Russell, I appreciate your taking the time to share your thoughts on the blog!

Anonymous said...

But, wait! After we apply Russell's filters, is there any paper left to accept?

Anonymous said...

Hmm, I know you are TCS people, but it seems like it is abdicating responsibility for the program by using an algorithm to measure the otherwise intangibles. Isn't that why you have expert on the PC anyways?

Double blind, sort them into tracks, rank the papers using a proportional voting system and go. Use the experts to [implicitly] resolve the complex, value relationships between technical depth, novelty, and impact. No?

Unknown said...

There appears to be some confusion in the discussion here--and perhaps sometimes in the reviewing process--between technical depth (novel and interesting / compelling / impactful mathematical structure) and technical difficulty.

To me it seems technical depth is unambiguously a positive feature while technical difficulty is debatable and certainly can be negative. Actually, I guess the best result is both deep and simple.

Anonymous said...

To me it seems technical depth is unambiguously a positive feature

All other things being equal it is. However at times it feels that it is a necessary condition at STOC/FOCS in the sense that non-trivial-yet-not-too-technical solutions to problems of established pedigree are seem to be passed over in favor of horrendously complicated 1/8th improvements to the approximation problem du jour.

Mikkel Thorup said...

EXPECTED RELEVANCE TO COMPUTING

In the discussions of values within TCS, I see a lot of T for Theory,
but less attention to the CS in terms of expected relevance to
actual computing, now or in the future. This evaluation factor is, of
course, as fuzzy as factors like mathematical depth and originality, yet
I think it should be given a more qualified weight in the evaluation than is currently being done.

From my own experience, I have dealt with problems like k-way cut and
integer predecessor search. The latter problem is equivalent to IP-lookup
and is used billions, if not trillions, of times daily. Moreover,
it is a common subproblem in many efficient algorithms. By contrast,
I am not sure if anyone is really using the k-way cut problem for
anything.
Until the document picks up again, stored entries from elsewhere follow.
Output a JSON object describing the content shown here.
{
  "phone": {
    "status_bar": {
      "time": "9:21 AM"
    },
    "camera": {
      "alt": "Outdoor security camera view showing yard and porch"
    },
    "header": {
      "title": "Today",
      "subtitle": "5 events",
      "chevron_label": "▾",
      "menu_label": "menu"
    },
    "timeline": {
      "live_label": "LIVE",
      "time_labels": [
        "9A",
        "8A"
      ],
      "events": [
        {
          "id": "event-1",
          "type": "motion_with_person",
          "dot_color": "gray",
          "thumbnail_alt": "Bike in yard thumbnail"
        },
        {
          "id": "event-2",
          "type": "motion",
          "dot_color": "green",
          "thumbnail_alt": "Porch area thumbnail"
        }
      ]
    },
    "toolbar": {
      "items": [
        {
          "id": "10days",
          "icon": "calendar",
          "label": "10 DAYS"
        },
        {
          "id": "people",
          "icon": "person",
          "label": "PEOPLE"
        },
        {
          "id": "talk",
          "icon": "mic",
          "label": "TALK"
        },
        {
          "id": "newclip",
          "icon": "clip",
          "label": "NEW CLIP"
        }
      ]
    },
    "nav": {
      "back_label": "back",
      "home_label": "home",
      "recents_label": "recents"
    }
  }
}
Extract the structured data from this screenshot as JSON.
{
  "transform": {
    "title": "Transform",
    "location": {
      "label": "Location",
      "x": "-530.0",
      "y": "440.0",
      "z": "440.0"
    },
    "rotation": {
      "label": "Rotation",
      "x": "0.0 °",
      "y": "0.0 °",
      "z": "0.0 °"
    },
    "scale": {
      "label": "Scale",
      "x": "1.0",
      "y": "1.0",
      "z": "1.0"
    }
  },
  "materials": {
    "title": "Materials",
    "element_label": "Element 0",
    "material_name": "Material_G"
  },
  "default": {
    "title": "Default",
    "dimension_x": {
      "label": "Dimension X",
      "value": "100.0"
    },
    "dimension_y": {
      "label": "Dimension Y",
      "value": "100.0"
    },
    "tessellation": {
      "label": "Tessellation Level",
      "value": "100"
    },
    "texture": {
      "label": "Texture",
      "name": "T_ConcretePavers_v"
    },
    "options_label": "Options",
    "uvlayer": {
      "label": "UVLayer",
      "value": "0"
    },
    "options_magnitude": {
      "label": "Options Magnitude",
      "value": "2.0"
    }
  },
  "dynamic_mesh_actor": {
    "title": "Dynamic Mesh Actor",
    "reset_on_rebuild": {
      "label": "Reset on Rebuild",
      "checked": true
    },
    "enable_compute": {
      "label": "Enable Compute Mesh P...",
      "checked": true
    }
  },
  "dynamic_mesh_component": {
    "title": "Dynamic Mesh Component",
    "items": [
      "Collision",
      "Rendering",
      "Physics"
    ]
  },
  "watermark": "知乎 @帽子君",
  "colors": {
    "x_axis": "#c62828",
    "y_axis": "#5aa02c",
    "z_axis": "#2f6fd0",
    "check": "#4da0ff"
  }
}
Both problems are nice and relevant
to computing but predecessor search is heavily used while k-way cut is
lightly used, and the difference is by many orders of magnitude.

It is good for TCS to have impact on heavily used computing problems, and
that suggest paying special attention to the details of these problems,
e.g., sometimes favouring a technique specialized for a single heavily used
problem over a "general technique" for a whole class of lightly used
problems.

Anonymous said...

To illustrate difficulty for difficulty's sake, a while back we got a review where it was highlighted that our technique led to many new theorems of interest which were not known before but "on the bad side" none of the results had a sophisticated proof.

Shouldn't the fact that the technique makes some previously hard problems trivial be an argument in favor rather than against it?

Anonymous said...

Just as Mikkel, I also favor more weight to the potential applications of a theoretical results.

Let me offer a few other reasons why more attention ought to be paid to the CS part of TCS: (1) elegant solutions to applied problems tend to be useful in many settings (2) deep analysis of practical problems leads to fundamental theory advances and (3) it makes it easier to justify increased funding.